Novel Role of Endothelial CD45 in Regulating Endothelial-to-Mesenchymal Transition in Atherosclerosis.

BACKGROUND: Protein-tyrosine-phosphatase CD45 is exclusively expressed in all nucleated cells of the hematopoietic system but is rarely expressed in endothelial cells. Interestingly, our recent study indicated that activation of the endogenous CD45 promoter in human endothelial colony forming cells (ECFCs) induced expression of multiple EndoMT marker genes. However, the detailed molecular mechanisms underlying CD45 that drive EndoMT and the therapeutic potential of manipulation of CD45 expression in atherosclerosis are entirely unknown. METHOD: We generated a tamoxifen-inducible EC-specific CD45 deficient mouse strain (EC-iCD45KO) in an ApoE-deficient (ApoE(-/-)) background and fed with a Western diet (C57BL/6) for atherosclerosis and molecular analyses. We isolated and enriched mouse aortic endothelial cells with CD31 beads to perform single-cell RNA sequencing. Biomedical, cellular, and molecular approaches were utilized to investigate the role of endothelial CD45-specific deletion in the prevention of EndoMT in ApoE(-/-) model of atherosclerosis.

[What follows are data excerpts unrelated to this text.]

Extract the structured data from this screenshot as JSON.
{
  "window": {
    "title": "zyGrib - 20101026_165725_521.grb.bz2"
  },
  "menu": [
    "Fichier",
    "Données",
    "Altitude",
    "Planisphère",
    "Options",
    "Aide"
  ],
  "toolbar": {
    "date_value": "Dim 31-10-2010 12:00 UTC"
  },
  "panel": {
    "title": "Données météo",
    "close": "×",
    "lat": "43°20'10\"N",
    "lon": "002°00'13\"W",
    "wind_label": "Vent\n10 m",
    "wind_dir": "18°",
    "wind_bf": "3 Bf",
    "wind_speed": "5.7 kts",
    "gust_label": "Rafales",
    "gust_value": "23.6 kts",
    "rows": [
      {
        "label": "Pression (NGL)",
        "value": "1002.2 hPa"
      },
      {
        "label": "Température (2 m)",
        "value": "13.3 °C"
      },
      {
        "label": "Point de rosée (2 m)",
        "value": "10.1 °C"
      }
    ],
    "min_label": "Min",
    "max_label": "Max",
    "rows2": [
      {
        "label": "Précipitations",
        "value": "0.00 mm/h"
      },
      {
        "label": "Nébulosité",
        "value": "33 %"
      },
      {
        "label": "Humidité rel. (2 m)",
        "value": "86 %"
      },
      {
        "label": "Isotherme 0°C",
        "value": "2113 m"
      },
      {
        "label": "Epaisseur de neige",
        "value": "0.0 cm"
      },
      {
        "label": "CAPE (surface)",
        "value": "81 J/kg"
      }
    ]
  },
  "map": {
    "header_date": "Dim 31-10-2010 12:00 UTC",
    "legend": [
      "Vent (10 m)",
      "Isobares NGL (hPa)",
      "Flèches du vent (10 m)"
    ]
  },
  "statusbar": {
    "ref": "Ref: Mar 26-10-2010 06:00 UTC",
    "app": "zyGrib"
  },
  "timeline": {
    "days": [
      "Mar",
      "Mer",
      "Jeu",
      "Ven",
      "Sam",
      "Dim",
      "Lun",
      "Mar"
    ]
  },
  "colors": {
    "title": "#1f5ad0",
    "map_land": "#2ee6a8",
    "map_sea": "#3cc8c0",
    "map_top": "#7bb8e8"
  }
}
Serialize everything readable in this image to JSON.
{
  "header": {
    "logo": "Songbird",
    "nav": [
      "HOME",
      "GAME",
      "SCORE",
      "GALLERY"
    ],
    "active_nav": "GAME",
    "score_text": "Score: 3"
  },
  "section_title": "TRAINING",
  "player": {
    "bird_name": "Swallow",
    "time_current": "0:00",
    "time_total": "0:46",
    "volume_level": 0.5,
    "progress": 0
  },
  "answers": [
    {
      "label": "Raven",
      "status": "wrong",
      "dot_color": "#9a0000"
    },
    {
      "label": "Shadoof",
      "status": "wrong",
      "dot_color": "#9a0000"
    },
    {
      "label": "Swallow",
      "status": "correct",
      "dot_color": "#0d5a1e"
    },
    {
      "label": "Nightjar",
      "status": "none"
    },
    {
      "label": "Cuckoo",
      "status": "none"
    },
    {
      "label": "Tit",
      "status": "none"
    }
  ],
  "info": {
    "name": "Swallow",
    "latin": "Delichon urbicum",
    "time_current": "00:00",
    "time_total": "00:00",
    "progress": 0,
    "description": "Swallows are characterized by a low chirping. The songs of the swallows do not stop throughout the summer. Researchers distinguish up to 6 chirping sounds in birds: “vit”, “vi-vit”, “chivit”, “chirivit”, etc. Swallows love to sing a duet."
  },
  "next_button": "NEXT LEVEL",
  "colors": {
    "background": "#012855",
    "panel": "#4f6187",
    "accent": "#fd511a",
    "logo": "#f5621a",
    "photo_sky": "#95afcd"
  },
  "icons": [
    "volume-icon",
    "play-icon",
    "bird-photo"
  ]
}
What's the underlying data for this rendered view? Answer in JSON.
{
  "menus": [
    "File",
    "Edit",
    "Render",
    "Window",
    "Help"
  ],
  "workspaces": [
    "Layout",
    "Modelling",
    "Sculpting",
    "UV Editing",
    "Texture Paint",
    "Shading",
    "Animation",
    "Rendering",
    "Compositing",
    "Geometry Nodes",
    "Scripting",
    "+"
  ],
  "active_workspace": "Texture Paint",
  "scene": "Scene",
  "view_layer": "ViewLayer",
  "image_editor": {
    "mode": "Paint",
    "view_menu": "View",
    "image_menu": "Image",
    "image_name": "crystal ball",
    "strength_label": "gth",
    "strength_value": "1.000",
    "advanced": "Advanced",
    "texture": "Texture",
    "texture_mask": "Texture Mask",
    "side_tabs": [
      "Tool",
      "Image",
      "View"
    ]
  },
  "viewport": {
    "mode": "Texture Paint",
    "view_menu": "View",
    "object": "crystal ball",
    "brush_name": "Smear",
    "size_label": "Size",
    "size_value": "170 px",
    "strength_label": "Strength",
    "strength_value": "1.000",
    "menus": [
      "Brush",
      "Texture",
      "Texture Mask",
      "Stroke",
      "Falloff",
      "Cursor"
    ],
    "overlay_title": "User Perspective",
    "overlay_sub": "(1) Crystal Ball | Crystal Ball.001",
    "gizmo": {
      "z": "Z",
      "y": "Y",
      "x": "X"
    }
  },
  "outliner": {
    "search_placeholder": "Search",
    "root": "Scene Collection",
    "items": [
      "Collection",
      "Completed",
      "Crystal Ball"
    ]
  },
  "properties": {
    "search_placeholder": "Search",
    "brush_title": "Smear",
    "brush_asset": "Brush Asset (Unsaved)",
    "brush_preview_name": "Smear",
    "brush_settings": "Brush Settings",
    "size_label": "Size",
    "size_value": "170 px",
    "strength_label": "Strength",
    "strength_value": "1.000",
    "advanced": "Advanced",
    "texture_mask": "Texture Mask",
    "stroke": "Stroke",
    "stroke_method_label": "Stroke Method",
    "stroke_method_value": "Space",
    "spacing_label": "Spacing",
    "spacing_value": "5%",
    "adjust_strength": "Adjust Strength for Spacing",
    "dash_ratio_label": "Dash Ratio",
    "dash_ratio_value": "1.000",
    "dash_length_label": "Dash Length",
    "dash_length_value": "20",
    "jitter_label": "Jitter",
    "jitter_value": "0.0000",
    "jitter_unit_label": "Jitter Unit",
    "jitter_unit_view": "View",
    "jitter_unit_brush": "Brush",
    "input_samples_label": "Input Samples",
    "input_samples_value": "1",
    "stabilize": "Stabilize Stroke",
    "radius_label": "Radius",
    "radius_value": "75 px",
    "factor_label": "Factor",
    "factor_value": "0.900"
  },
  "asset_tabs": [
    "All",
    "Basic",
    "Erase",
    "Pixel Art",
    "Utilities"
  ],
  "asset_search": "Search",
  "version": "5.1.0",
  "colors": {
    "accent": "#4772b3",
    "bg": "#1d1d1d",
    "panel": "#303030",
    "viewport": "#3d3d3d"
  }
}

RESULTS: Single-cell RNA sequencing revealed that loss of endothelial CD45 inhibits EndoMT marker expression and transforming growth factor-β signaling in atherosclerotic mice. which is associated with the reductions of lesions in the ApoE(-/-) mouse model. Mechanistically, the loss of endothelial cell CD45 results in increased KLF2 expression, which inhibits transforming growth factor-β signaling and EndoMT. Consistently, endothelial CD45 deficient mice showed reduced lesion development, plaque macrophages, and expression of cell adhesion molecules when compared to ApoE(-/-) controls. CONCLUSIONS: These findings demonstrate that the loss of endothelial CD45 protects against EndoMT-driven atherosclerosis, promoting KLF2 expression while inhibiting TGFβ signaling and EndoMT markers. Thus, targeting endothelial CD45 may be a novel therapeutic strategy for EndoMT and atherosclerosis.